No single point of failure- pfsense HA

c5244714

Hello everybody.
we implemented a pfsense in HA like in the diagram below 0_1547750620136_pfsense_ha_dual_sw (1).png

the issue is regards to the recovering of the HA in case of any failure :
scenario 1 - primary pfsense goes down (crashed or powered-off) :
slave device becomes a master and traffic from upper network (192.168.1.x) to and from the lower network (10.1.0.x) is working with no problem.

scenario 2 (the problematic one) - link between master firewall to the lower network ( 10.0.1.21/24 ip ) is in down state from any reason :
the client in the upper network unable to ping /communicate with the lower network and vice versa.
the problem resolved only when i power off the master pfsense.

well how is that possible in HA environment when no even single point of failure is overcome ??
i know with SQL cluster any link failure between the node to the network and fail-over is taken into action..

well if its a normal behavior - please suggest any ability/policy triggered to intercept this kind of issue and act like the whole master node fail
Thanks
Tom

SteveITS

Since I just posted about it, is this a Netgate SG-3100? If so you need to have the sync on the LAN switch and the LAN on the Opt port, or the unit will see the switch as "up." (https://forum.netgate.com/topic/132433/sg-3100-ha-or-not/8)

c5244714

@teamits
Hello .
Its not an appliance but two vm under vmware server. Latest Version 2.4.4.
Tom

Derelict

0_1547765654697_HA+LACP.png

pfSense HA is HA for the firewalls only. If you have a case where the link is up but not passing traffic, pfSense will not see link-down and will not fail over. If the LACP link described up there is up and passing the BPDUs and pfSense has no reason to think the link is down, failover will not occur even if the switches pass no traffic.

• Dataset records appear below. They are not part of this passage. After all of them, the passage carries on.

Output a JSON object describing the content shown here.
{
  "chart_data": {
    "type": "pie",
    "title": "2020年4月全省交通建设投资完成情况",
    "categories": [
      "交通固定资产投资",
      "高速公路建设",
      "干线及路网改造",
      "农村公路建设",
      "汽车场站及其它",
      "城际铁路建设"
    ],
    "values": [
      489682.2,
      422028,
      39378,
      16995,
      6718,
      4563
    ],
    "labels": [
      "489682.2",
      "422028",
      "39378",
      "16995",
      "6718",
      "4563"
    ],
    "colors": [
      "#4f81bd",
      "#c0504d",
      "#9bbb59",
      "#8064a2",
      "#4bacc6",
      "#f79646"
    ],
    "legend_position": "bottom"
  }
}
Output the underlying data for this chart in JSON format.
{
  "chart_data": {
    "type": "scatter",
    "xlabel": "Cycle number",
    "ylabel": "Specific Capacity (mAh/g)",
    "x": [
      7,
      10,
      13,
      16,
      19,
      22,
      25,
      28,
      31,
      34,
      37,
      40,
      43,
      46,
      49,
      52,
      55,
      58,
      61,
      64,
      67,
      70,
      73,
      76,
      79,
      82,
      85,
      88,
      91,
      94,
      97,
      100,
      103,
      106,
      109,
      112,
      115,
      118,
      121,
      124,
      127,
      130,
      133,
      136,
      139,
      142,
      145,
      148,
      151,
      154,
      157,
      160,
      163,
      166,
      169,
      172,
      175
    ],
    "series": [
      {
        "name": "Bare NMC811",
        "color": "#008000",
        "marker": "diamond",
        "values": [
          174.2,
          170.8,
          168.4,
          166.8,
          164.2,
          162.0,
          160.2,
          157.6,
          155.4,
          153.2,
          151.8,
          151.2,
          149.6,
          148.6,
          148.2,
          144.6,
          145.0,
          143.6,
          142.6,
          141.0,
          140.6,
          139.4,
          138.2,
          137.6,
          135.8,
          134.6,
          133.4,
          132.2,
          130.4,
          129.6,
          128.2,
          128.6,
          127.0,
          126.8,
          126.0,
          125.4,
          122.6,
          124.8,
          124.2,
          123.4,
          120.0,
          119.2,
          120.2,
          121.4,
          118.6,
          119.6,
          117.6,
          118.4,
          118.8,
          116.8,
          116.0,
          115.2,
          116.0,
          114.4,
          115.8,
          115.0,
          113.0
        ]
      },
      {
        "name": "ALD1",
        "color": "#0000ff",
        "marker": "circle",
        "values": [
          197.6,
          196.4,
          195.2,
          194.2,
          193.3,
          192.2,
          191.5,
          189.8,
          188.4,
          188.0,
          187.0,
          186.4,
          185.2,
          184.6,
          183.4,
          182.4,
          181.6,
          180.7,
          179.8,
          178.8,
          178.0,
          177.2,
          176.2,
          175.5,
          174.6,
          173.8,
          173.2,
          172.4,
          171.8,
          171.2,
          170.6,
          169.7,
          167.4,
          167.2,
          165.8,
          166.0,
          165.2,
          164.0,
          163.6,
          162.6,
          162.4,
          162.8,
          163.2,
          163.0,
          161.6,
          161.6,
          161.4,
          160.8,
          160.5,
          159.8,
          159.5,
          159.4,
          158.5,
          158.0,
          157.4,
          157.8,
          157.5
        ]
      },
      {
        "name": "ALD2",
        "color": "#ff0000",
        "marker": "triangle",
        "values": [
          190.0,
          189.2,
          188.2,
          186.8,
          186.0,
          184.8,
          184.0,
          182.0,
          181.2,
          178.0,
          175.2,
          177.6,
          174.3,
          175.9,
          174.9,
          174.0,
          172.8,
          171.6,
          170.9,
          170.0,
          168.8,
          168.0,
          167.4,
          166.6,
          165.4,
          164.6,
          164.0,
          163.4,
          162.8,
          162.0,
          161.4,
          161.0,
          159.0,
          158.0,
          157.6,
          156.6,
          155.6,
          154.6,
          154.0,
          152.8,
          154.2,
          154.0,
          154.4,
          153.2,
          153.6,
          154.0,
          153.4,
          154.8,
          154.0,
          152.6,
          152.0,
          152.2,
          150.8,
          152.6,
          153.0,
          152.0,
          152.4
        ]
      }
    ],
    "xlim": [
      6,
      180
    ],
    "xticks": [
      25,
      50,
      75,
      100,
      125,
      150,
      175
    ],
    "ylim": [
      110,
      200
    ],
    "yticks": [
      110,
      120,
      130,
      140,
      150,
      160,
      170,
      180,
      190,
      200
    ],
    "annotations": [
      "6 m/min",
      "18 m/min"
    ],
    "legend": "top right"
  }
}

That would be a switch failure not a router failure and should be handled by the switching layer.

There is no way to know if failing over will even help.

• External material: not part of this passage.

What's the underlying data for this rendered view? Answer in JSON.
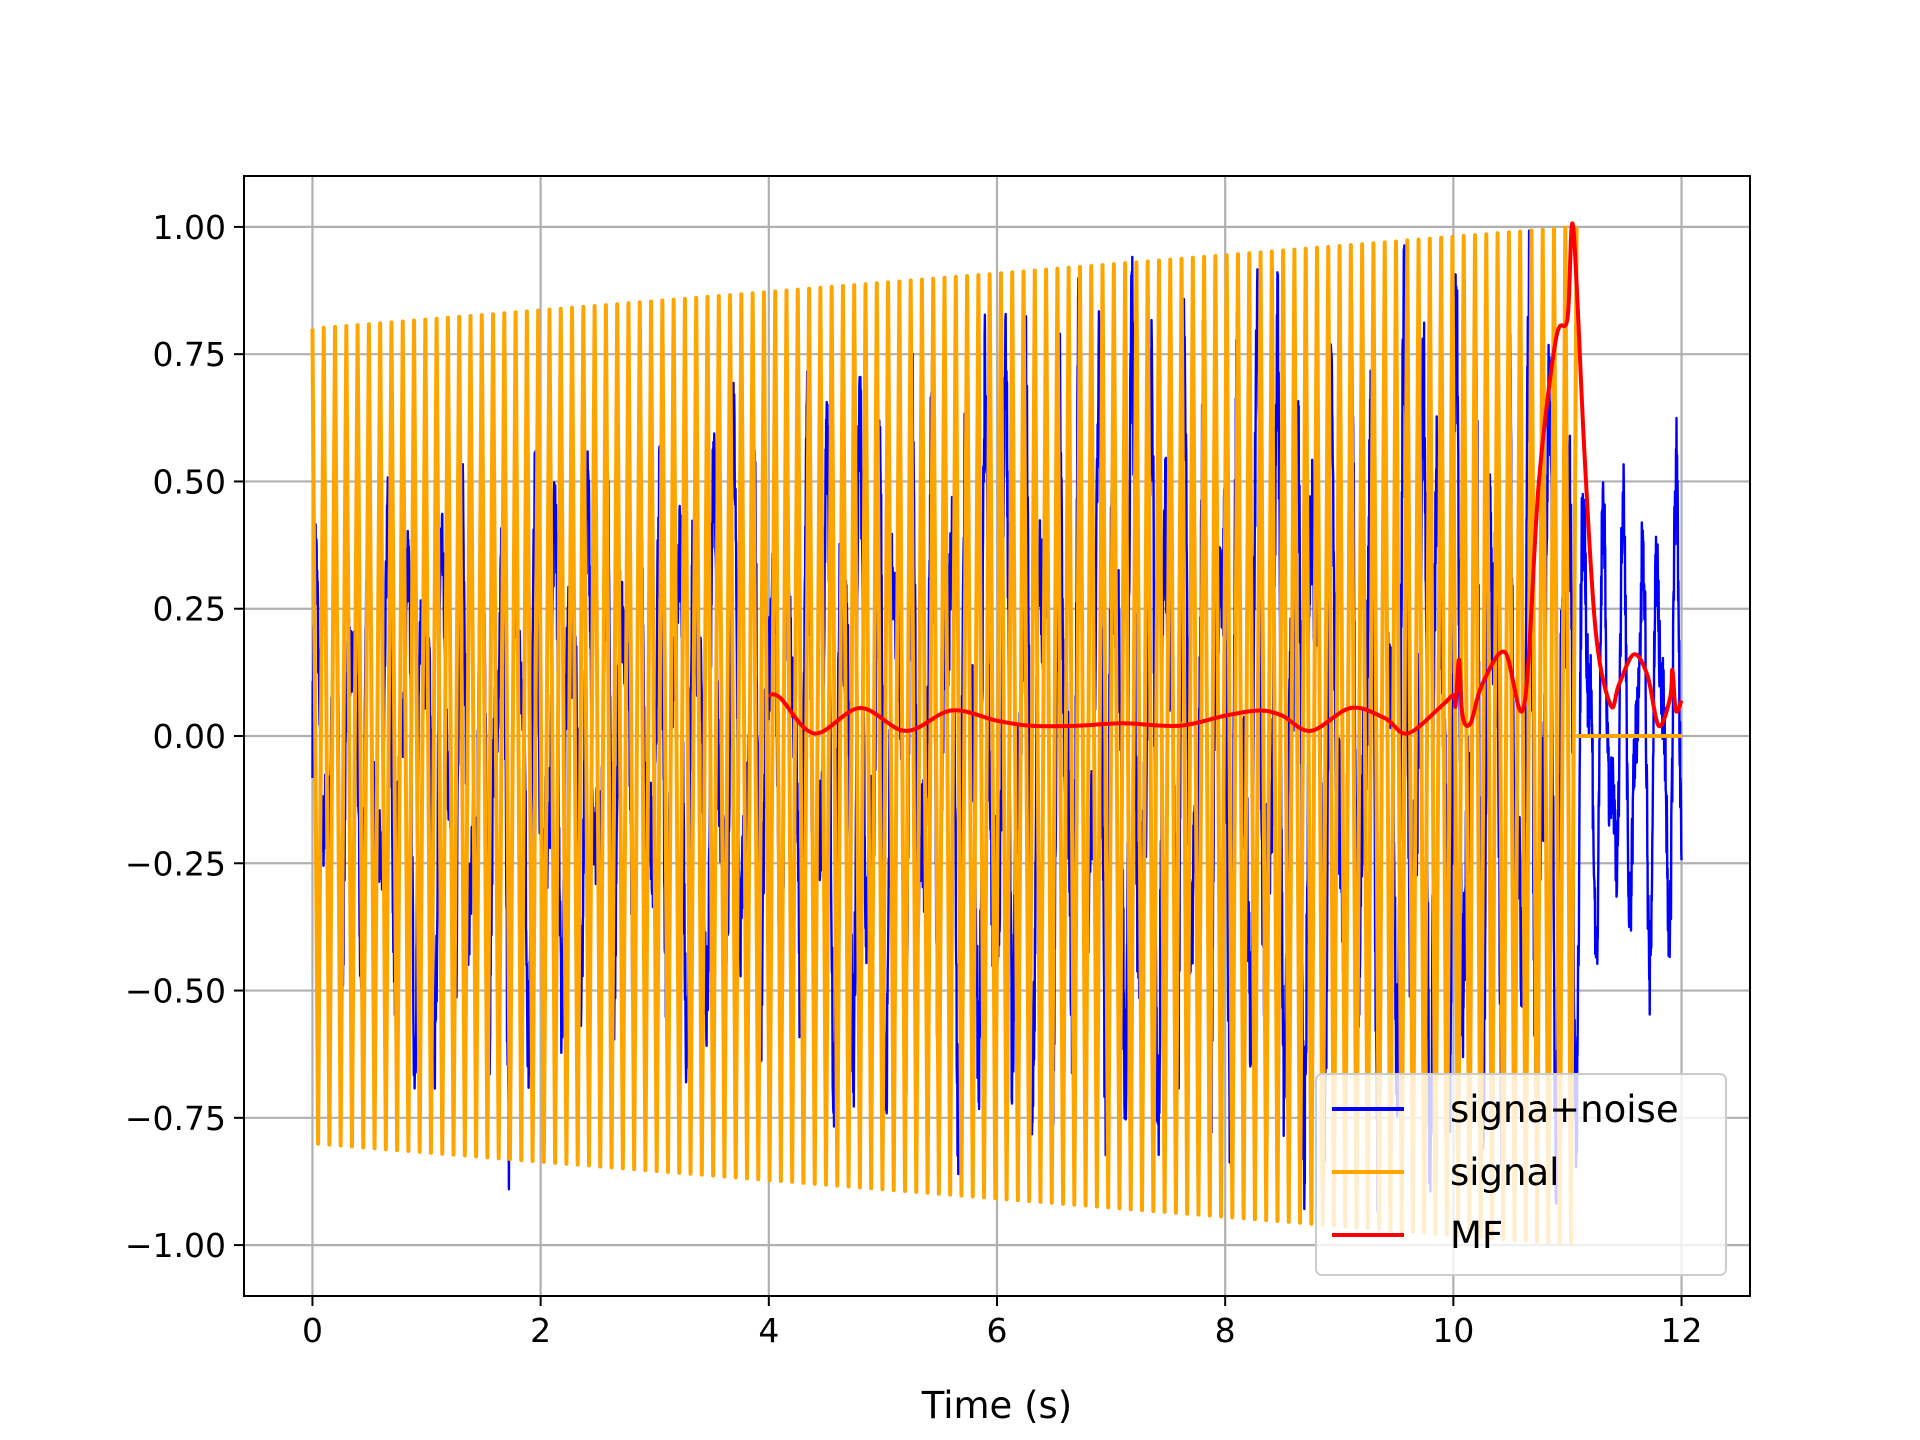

You would likely end up with a MASTER/MASTER situation in that case because if traffic cannot be processed by the switch CARP probably isn't making it from the primary to the secondary anyway.

c5244714

Hello again.
sorry that i was not cleared but the link is down/disconnected and not "up , but not pass traffic" ..

Derelict

Then it would fail over if it had a CARP VIP on it.

c5244714

It has a VIP on it- WAN interface and LAN interface with a different VHID of course. from some reason its not trigger the fail over.
any advise?

Derelict

What does Status > CARP (failover) show when the link is down?

What is logged in the system logs when the link goes down and up?

c5244714

Hello Derelict.
finally i was able to solve the problem due to the misconfigured XMLRPC SYNC section : the two pfsense had different password to admin username . in addition , in one of the servers the ip address in XMLRPC field was blank
thanks for your willing to help me with this issue